Pelaksana Proyek Abaikan Audit Daya Tahan Konstruksi

Aprilia Periera
Karya Aprilia Periera Kategori Ekonomi
dipublikasikan 02 Agustus 2018
Pelaksana Proyek Abaikan Audit Daya Tahan Konstruksi

Akhir-akhir ini sering terjadinya kegagalan pada proyek konstruksi Indonesia di berbagai daerah di Indonesia. Gabungan Pelaksana Konstruksi Nasional Indonesia mengingatkan agar perusahaan pelaksana proyek infrastruktur dan gedung-gedung pencakar langit melakukan audit daya tahan konstruksi yang komprehensif.  Jasa proyek konstruksi indonesia menjadi pelaku teknis bangunan (perencana, pelaksana baik perorangan maupun yang dipekerjakan oleh badan usaha) yang berhubungan dengan pembangunan gedung. 

Untuk itu kita harus melihat kegagalan itu lebih luas, permasalahan ini seharusnya tidak diremehkan. Karena itu, Proyek konstruksi indonesia belum bisa dilaksanakan tanpa Peraturan Pemerintah. Proyek konstuksi di Indonesia memiliki tiga perincian peraturan yaitu Peraturan Pemerintah(PP), dua Peraturan Presiden (Perpres), lima peraturan menteri (Permen). Dalam Peraturan Presiden (perpres) berhubungan dengan pengadaan usaha dan penyediaan, sedangkan Peraturan Mentri berisi tentang remunerasi bagi pelaksana jasa konstruksi dan kelembagaan.

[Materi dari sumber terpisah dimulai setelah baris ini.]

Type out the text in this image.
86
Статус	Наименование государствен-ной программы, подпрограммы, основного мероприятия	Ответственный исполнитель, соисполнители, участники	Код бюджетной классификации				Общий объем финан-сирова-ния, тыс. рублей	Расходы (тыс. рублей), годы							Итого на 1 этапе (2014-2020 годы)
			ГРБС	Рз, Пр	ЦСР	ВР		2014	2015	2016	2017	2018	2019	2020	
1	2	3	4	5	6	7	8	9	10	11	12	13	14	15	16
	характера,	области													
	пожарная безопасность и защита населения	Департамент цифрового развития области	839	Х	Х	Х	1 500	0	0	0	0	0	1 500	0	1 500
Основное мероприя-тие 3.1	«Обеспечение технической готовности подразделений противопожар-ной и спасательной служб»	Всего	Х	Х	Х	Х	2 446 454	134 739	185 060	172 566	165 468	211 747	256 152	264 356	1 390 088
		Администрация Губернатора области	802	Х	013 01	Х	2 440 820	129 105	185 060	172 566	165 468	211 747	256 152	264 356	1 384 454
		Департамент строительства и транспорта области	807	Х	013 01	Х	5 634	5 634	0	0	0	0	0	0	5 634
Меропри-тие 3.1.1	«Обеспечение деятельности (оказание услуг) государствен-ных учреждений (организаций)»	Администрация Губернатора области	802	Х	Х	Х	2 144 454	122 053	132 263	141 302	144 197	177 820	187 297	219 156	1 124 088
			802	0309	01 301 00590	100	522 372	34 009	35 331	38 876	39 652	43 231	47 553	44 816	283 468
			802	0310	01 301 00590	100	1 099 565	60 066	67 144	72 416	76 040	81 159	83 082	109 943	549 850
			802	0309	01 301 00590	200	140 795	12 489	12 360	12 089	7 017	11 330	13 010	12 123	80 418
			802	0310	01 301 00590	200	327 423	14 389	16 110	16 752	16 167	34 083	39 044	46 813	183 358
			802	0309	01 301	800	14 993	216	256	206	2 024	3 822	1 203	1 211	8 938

Dalam sebuah proyek konstruksi membutuhkan perencanaan yang baik, untuk mewujudkan bangunan yang dibutuhkan oleh pemilik proyek. Selain itu juga perlu adanya budaya konstruksi yang berpengaruh pada kemampuan sebuah perusahaan untuk memiliki kompetensi tentang manajemen program yang kuat.